Moral of the story: Look inside and try to decide what would really make you happy, if you think diversity of product would help, consider a consulting role where you would have more exposure to different product categories on shorter cycles. Or consider entering a market where you really enjoy the work. I know people who went into design in the bike industry and even though the pay is average at best, they absolutely love the life style and working on products that they can live and breathe.
Burn out is common in any industry. Mixing up your exposure is always a good way to do things, but think about where you want your career to be in 5 or 10 more years and think about ways to get on that path. I knew from early on I wanted to focus my career in leading to an executive/C-suite position and that building widgets was only part of the knowledge I needed.
If you haven’t recently and are able, also consider taking a long vacation. 1 week isn’t long enough - try to sneak away for 2 weeks and give yourself some time to do some soul searching. Usually on a 1 week trip I find by the time I’m done sight seeing I’m already checking work emails and preparing myself for the Monday I go back.

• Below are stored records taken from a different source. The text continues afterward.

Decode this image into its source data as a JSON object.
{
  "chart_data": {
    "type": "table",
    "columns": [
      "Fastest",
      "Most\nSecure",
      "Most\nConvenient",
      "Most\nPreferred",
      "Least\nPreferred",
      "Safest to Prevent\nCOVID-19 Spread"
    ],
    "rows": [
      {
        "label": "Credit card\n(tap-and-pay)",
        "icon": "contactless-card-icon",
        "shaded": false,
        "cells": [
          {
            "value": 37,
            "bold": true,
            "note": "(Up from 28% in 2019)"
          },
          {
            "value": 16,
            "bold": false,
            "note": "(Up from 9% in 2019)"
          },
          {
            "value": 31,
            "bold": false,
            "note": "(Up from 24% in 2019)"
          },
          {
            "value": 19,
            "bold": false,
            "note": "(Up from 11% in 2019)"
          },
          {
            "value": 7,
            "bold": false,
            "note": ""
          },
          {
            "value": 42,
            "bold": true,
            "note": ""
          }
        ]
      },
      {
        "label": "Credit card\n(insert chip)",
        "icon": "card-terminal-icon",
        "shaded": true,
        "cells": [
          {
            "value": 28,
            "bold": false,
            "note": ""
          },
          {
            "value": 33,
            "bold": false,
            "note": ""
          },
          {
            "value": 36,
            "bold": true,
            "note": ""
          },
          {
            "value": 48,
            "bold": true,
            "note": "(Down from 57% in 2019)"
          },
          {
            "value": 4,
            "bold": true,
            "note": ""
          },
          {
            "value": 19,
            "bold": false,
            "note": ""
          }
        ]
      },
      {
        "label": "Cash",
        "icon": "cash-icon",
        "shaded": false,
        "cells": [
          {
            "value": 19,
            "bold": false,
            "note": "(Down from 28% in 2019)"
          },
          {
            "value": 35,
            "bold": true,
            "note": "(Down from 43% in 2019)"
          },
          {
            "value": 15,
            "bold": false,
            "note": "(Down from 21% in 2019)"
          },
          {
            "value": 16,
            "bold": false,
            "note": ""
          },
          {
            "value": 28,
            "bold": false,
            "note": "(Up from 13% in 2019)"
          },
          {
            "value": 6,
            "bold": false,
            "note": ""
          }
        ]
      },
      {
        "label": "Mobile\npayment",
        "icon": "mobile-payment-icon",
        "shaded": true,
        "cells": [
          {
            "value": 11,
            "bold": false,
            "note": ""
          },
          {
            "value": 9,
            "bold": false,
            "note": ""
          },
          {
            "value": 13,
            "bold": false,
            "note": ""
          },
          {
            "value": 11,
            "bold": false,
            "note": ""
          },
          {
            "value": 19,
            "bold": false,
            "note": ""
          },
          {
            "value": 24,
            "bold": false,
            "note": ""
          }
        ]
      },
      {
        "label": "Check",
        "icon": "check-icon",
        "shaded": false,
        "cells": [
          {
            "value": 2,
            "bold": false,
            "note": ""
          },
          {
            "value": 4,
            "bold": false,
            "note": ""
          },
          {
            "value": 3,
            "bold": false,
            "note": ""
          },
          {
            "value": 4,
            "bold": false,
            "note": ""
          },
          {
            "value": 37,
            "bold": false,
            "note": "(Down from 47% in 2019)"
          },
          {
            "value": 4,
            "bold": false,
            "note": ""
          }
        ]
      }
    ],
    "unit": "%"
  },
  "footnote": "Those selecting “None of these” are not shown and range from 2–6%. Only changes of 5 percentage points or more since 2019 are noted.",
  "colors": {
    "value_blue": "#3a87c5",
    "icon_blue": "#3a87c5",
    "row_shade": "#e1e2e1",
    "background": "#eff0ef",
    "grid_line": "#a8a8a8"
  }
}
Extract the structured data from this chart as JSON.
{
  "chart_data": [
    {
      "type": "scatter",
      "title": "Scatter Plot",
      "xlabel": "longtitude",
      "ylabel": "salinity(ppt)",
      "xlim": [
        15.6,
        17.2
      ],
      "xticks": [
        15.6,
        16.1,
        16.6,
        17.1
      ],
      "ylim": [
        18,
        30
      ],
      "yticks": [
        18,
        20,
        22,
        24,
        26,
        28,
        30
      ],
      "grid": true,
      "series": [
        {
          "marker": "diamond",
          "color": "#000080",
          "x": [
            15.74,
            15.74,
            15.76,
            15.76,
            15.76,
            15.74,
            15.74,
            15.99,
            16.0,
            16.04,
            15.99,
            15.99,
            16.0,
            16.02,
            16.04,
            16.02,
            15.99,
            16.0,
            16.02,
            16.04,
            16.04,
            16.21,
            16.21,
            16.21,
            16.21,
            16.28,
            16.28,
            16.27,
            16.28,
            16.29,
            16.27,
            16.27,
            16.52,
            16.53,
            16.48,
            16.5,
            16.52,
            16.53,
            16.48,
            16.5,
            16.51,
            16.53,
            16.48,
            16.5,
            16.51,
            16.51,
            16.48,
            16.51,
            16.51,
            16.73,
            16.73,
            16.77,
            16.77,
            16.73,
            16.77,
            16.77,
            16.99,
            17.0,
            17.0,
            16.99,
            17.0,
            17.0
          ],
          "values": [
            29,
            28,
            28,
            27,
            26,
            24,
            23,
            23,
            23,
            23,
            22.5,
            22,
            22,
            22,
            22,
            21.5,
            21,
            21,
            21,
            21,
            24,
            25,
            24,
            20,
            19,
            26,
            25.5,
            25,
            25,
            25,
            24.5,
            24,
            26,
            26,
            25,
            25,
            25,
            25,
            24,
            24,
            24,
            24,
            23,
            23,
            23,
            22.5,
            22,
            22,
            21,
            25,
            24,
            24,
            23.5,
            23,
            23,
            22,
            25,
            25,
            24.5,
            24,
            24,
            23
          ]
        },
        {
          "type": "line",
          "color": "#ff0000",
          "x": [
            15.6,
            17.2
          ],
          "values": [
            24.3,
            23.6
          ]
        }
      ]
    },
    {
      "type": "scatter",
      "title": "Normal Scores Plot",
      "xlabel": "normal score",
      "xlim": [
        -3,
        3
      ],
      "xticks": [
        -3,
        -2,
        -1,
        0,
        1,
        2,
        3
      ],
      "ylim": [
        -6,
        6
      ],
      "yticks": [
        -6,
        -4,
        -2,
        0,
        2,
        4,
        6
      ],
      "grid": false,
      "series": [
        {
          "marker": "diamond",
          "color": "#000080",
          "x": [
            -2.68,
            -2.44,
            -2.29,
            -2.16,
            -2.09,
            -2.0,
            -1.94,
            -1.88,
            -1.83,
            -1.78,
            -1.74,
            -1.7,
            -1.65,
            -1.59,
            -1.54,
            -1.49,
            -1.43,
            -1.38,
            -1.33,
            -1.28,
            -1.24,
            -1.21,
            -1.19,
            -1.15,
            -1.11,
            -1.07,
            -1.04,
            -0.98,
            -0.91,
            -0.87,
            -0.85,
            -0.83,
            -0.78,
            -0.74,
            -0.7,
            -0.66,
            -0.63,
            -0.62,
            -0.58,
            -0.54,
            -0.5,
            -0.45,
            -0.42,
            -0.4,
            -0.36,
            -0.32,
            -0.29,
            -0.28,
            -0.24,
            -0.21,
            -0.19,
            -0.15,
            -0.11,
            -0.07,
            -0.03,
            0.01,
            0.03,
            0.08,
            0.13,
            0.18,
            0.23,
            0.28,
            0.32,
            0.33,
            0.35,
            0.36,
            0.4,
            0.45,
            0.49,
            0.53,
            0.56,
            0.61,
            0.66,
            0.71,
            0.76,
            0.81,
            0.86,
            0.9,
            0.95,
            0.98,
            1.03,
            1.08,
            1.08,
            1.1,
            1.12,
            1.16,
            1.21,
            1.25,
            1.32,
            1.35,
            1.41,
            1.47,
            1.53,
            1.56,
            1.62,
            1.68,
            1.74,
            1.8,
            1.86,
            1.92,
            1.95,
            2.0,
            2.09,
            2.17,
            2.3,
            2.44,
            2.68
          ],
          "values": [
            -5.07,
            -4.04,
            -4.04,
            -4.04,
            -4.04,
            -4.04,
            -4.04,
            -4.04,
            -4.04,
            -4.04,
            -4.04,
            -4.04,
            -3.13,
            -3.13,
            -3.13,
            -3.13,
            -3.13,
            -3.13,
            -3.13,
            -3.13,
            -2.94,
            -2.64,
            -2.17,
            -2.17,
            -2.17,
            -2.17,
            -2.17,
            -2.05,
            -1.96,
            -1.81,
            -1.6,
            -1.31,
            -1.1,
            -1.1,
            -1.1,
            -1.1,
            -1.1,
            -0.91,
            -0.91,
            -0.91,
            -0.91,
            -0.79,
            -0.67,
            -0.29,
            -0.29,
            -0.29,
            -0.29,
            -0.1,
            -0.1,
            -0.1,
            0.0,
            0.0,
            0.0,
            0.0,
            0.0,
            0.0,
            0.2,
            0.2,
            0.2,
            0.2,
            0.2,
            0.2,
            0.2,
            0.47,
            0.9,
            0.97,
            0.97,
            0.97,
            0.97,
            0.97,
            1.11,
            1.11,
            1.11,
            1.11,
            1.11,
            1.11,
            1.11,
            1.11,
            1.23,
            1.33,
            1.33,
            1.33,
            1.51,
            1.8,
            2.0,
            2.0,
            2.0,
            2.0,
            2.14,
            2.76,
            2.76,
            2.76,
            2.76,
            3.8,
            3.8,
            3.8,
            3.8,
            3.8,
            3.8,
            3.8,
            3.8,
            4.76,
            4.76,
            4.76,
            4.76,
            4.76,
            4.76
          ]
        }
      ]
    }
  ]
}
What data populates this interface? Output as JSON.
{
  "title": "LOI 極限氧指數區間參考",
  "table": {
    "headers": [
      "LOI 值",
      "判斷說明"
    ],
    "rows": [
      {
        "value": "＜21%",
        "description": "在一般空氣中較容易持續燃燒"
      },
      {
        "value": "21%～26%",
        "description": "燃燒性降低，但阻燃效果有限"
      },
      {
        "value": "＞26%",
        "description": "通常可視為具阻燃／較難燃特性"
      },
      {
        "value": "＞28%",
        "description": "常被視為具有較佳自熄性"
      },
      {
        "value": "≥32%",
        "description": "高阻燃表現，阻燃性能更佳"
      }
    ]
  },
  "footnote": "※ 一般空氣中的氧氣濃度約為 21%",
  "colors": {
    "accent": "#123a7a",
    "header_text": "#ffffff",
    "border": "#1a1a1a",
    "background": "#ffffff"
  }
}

Once upon a time three stone masons were asked, one after the other, what they were doing. The first, without looking up, answered, “Earning my living.” The second replied, “I am shaping this stone to pattern.” The third lifted his eyes and said, “I am building a Cathedral.” So it is with the men of the law at labor before the Court. The attitude and preparation of some show that they have no conception of their effort higher than to make a living. Others are dutiful but uninspired in trying to shape their little cases to a winning pattern. But it lifts up the heart of a judge when an advocate stands at the bar who knows that he is building a Cathedral.”
It sounds like you are burned out and need a new challenge or growth.
A) Switch industries or switch from corporate to consultancy. But if you switch to consultancy you may be bored in 5 years again.
B) Look into advancing your career/position at your current company. The natural progression is to move on to management, director level, etc. If it’s not possible or it’s not going to happen anytime soon then look for that position at a different company but same industry.
Lastly write down the pros and cons of your current job. Then write the (assumed) pros and cons of your ideal job. After 10 years you should be able to pin point what is lacking from your professional life now and hopefully design a path for your ideal career path for the next 5-10-20 years. After you have made a plan then make a smooth transition without burning any bridges. It’s hard to give a good recommendation of somebody that just walks away.
But yes, iab, I share your frustration with parables, too. Just because the first mason said “earning my living” doesn’t mean he isn’t “Earning my living so that my family may have food and shelter they need to survive.” It’s dangerous to assume that only those who voice it, are the ones who can see the forest through the trees. Some people just want to get their work done because that’s what they prefer to do.
To the OP, there’s some really good insight and advice here. We’ve all been there before, and it sounds like a change of scenery would do you well. It could be a part-time hobby, it could be a cross-country move. But, it’s up to you to determine. Best of luck.